Wheat allergy dependent on augmentation factors should be considered in all patients with anaphylaxis of unknown cause or after NSAID intake.

摘要

背景

特发性过敏反应(IA)仍是一个悬而未决的问题。隐匿性过敏原可能与 IA 和非甾体抗炎药过敏(NSAID-HS)有关。

目的

通过皮肤点刺试验(SPT)(13 种过敏原)和过敏原特异性 IgE(sIgE)检测(12 种过敏原)确定 IA 和 NSAID-HS 的隐匿性过敏原,并确定每种检测过敏原的价值。

方法

我们回顾性纳入了 2018 年至 2021 年期间因病史怀疑 IA 或 NSAID-HS 而接受 SPT 和/或 IA 检测过敏原 sIgE 的所有患者。患者记录中的患者特征包括合并症、过敏反应史和症状、血清基础类胰蛋白酶水平、总 IgE 水平、SPT、sIgE、激发试验结果和最终诊断。

结果

共纳入 134 例患者(77 例女性,平均年龄 39.7±14.6 岁)。
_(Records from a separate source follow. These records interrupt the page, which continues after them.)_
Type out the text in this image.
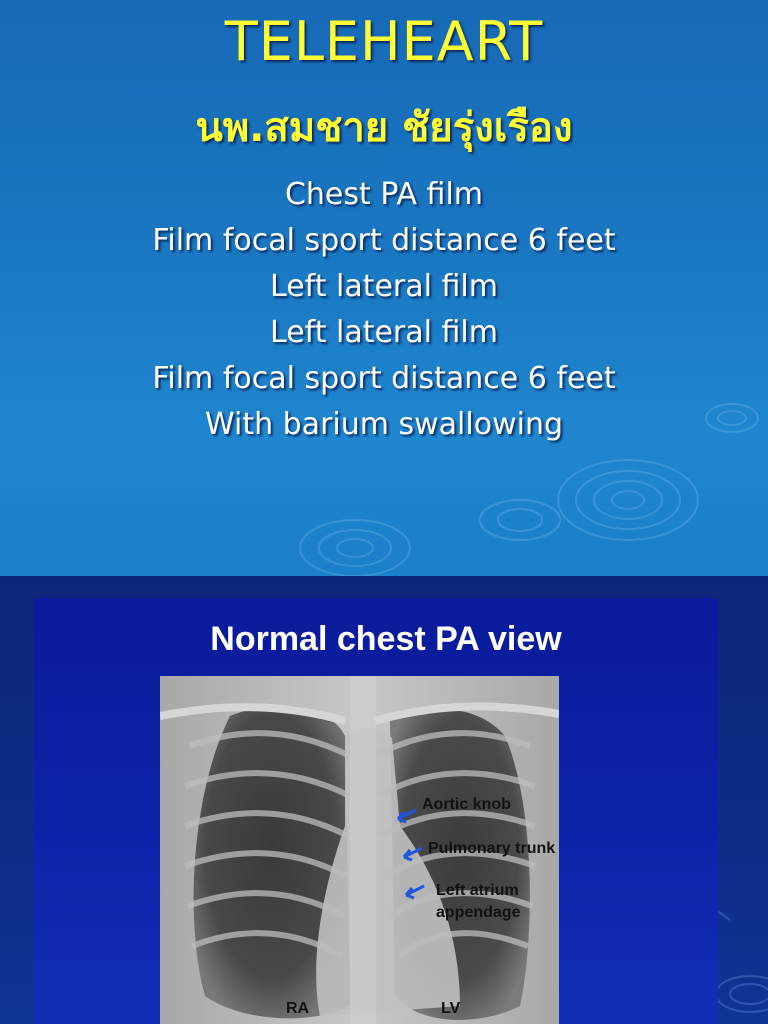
TELEHEART
นพ.สมชาย ชัยรุ่งเรือง
Chest PA film
Film focal sport distance 6 feet
Left lateral film
Left lateral film
Film focal sport distance 6 feet
With barium swallowing
Normal chest PA view
Aortic knob
Pulmonary trunk
Left atrium
appendage
RA	LV
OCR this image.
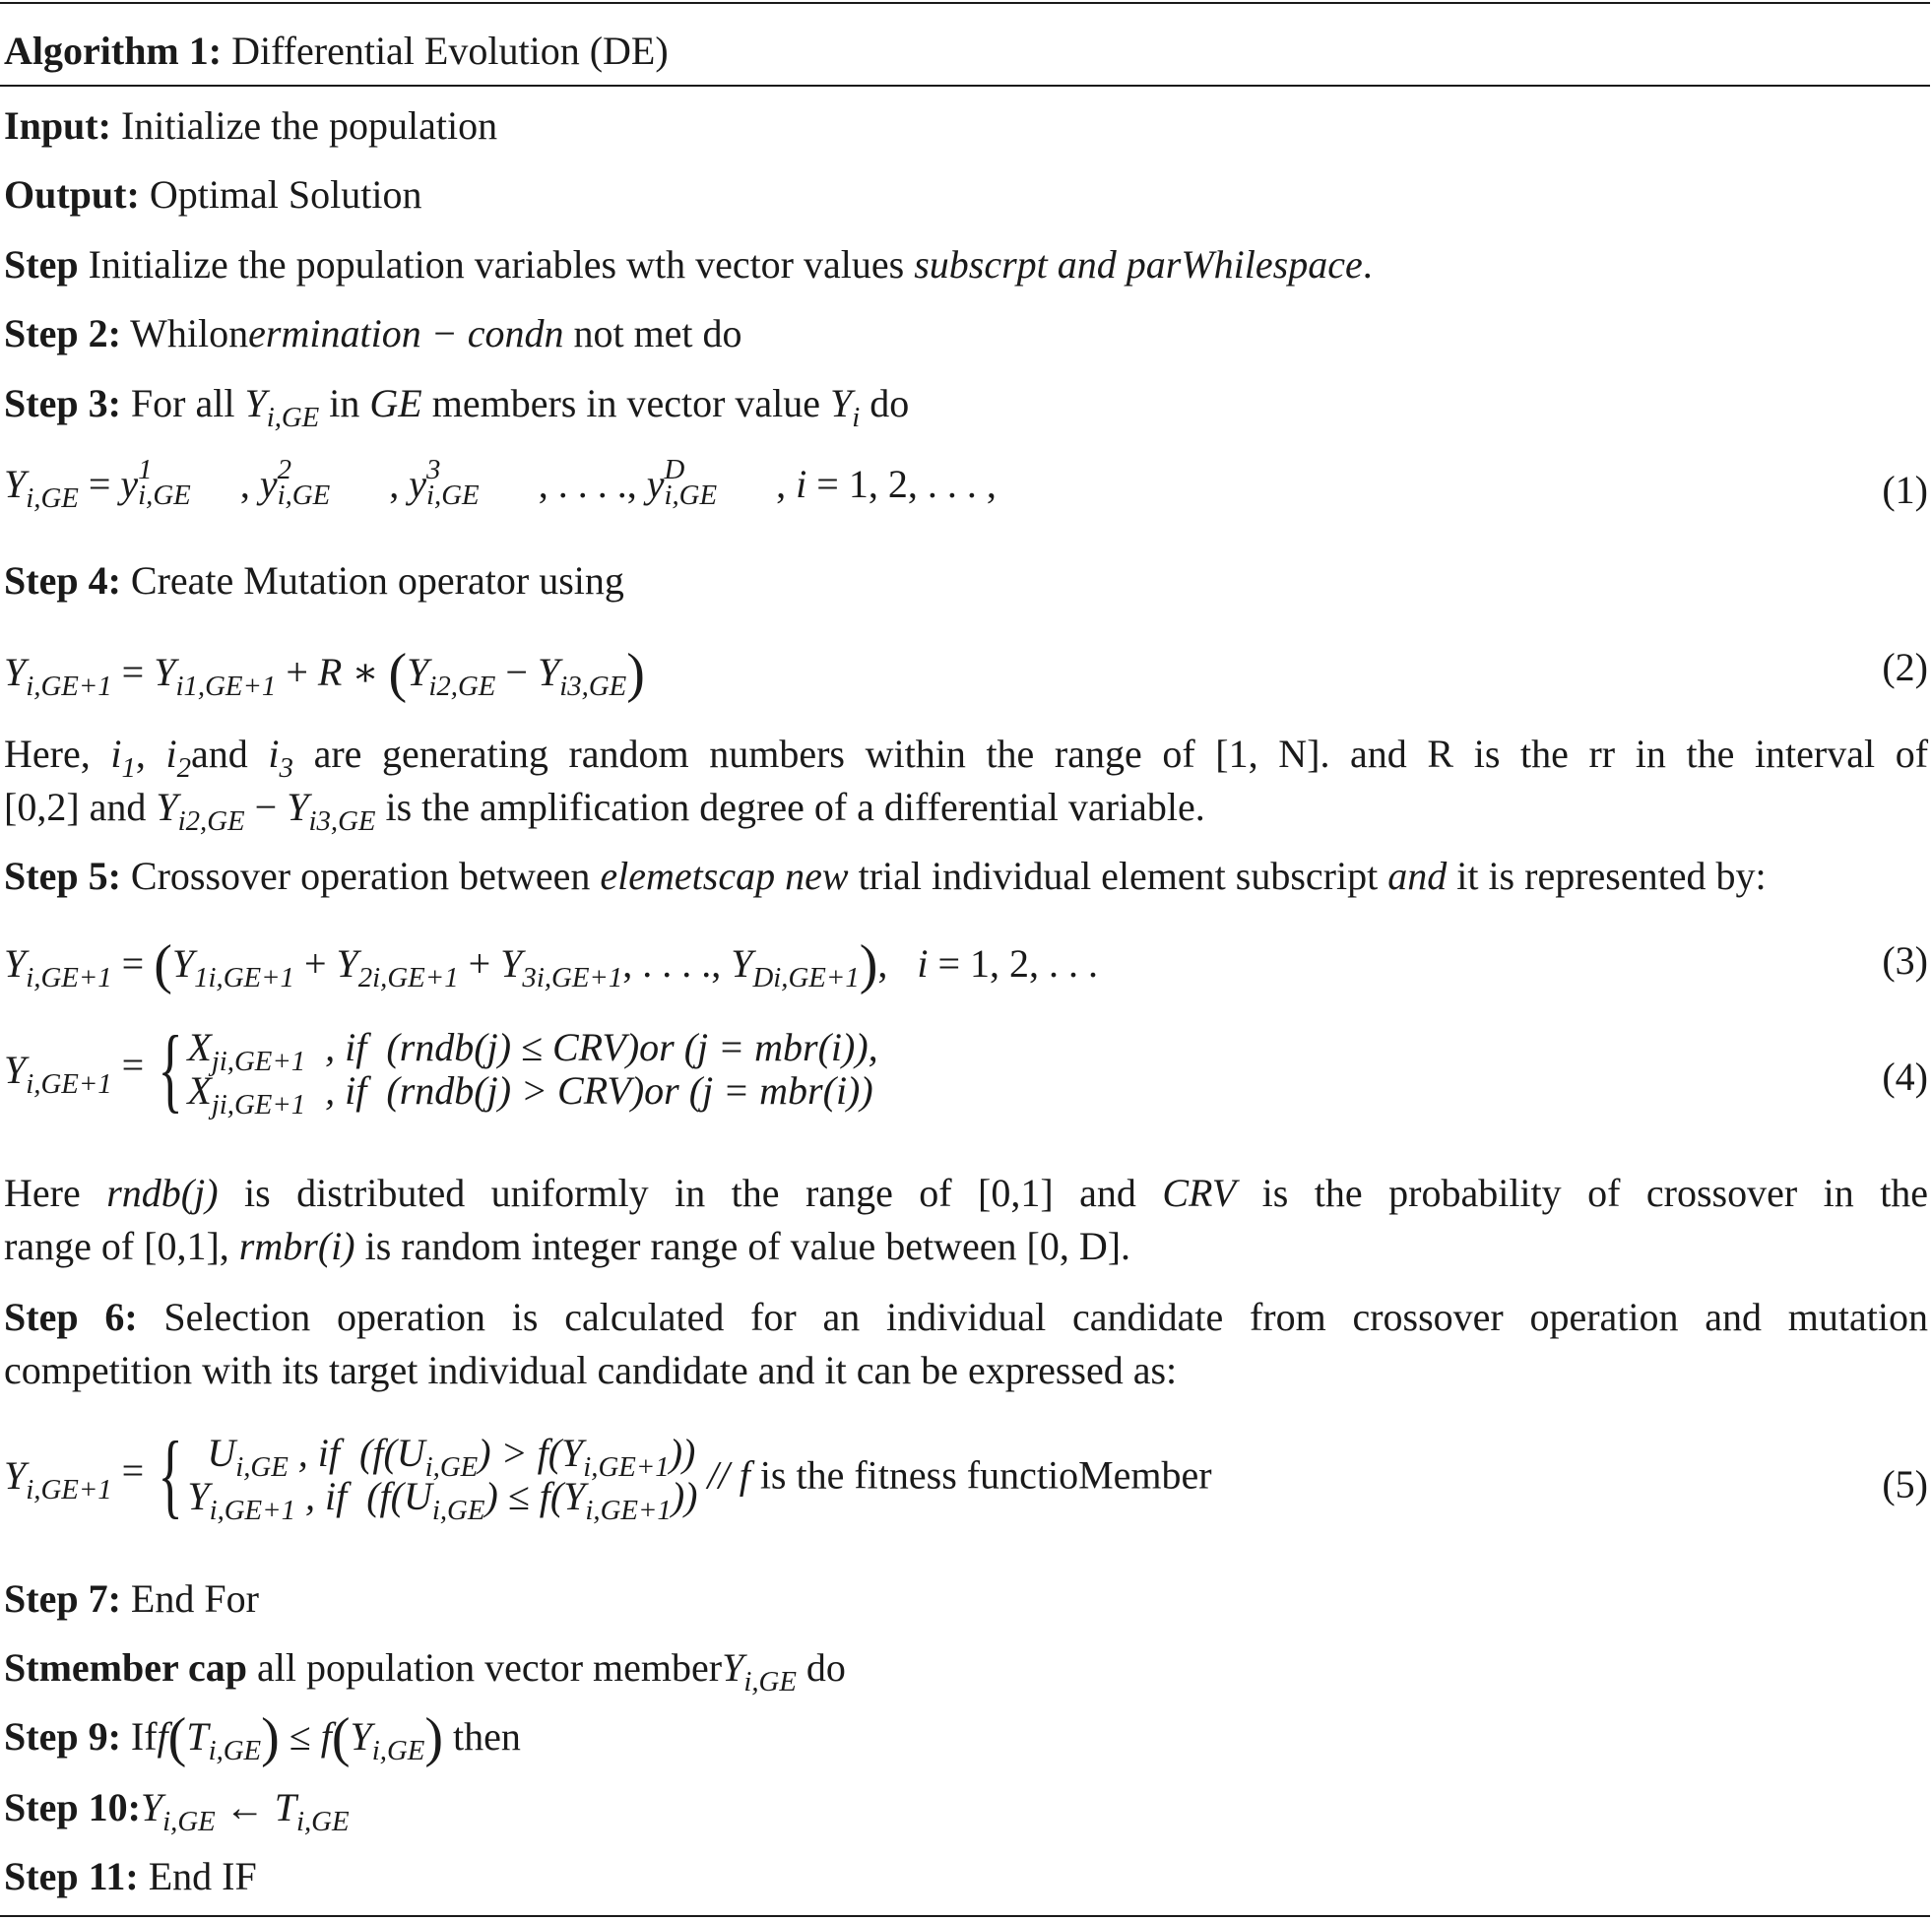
Algorithm 1: Differential Evolution (DE)
Input: Initialize the population
Output: Optimal Solution
Step Initialize the population variables wth vector values subscrpt and parWhilespace.
Step 2: Whilonermination − condn not met do
Step 3: For all $Y_{i,GE}$ in GE members in vector value $Y_i$ do
$Y_{i,GE} = y$ 1
i,GE , y 2
i,GE , y 3
i,GE , . . . ., y D
i,GE , i = 1, 2, . . . ,	(1)
Step 4: Create Mutation operator using
$Y_{i,GE+1} = Y_{i1,GE+1} + R$ ∗ $(Y_{i2,GE} - Y_{i3,GE})$	(2)
Here, $i_1$, $i_2and$ $i_3$ are generating random numbers within the range of [1, N]. and R is the rr in the interval of
[0,2] and $Y_{i2,GE} - Y_{i3,GE}$ is the amplification degree of a differential variable.
Step 5: Crossover operation between elemetscap new trial individual element subscript and it is represented by:
$Y_{i,GE+1} = (Y_{1i,GE+1} + Y_{2i,GE+1} + Y_{3i,GE+1}$, . . . ., $Y_{Di,GE+1}$),   i = 1, 2, . . .	(3)
$Y_{i,GE+1}$ = { $X_{ji,GE+1}$  , if  (rndb(j) ≤ CRV)or (j = mbr(i)),
$X_{ji,GE+1}$  , if  (rndb(j) > CRV)or (j = mbr(i))	(4)
Here rndb(j) is distributed uniformly in the range of [0,1] and CRV is the probability of crossover in the
range of [0,1], rmbr(i) is random integer range of value between [0, D].
Step 6: Selection operation is calculated for an individual candidate from crossover operation and mutation
competition with its target individual candidate and it can be expressed as:
$Y_{i,GE+1}$ = {  $U_{i,GE}$ , if  $(f(U_{i,GE}) > f(Y_{i,GE+1}))$
$Y_{i,GE+1}$ , if  $(f(U_{i,GE}) \le f(Y_{i,GE+1})) // f$ is the fitness functioMember	(5)
Step 7: End For
Stmember cap all population vector memberY$_{i,GE}$ do
Step 9: $Iff(T_{i,GE}) \le f(Y_{i,GE})$ then
Step $10:Y_{i,GE}$ ← $T_{i,GE}$
Step 11: End IF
中位血清基础类胰蛋白酶和总 IgE 水平分别为 4.23μg/L 和 133.5kU/L。IA 检测过敏原的过敏检查结果显示,61 例(47%)和 66 例(60%)患者 SPT 和 sIgE 阳性。其中,通过激发试验确认或排除过敏反应,大多数患者(61/134,46%)可明确诊断。皮肤点刺试验最常对谷蛋白(22.4%)和 ω5-麦醇溶蛋白(21.6%)呈阳性,这与病史相关(r=0.310,P<.001;r=0.407,P<.001)。在最初怀疑 IA 或 NSAID-HS 的 134 例患者中有 28 例(21%),激发试验证实隐匿性食物过敏,其中小麦过敏依赖于增强因子是过敏反应最常见的原因(19%)。

结论

对于不明原因过敏反应或 NSAID 摄入后出现过敏反应的所有患者,均应考虑依赖增强因子的小麦过敏。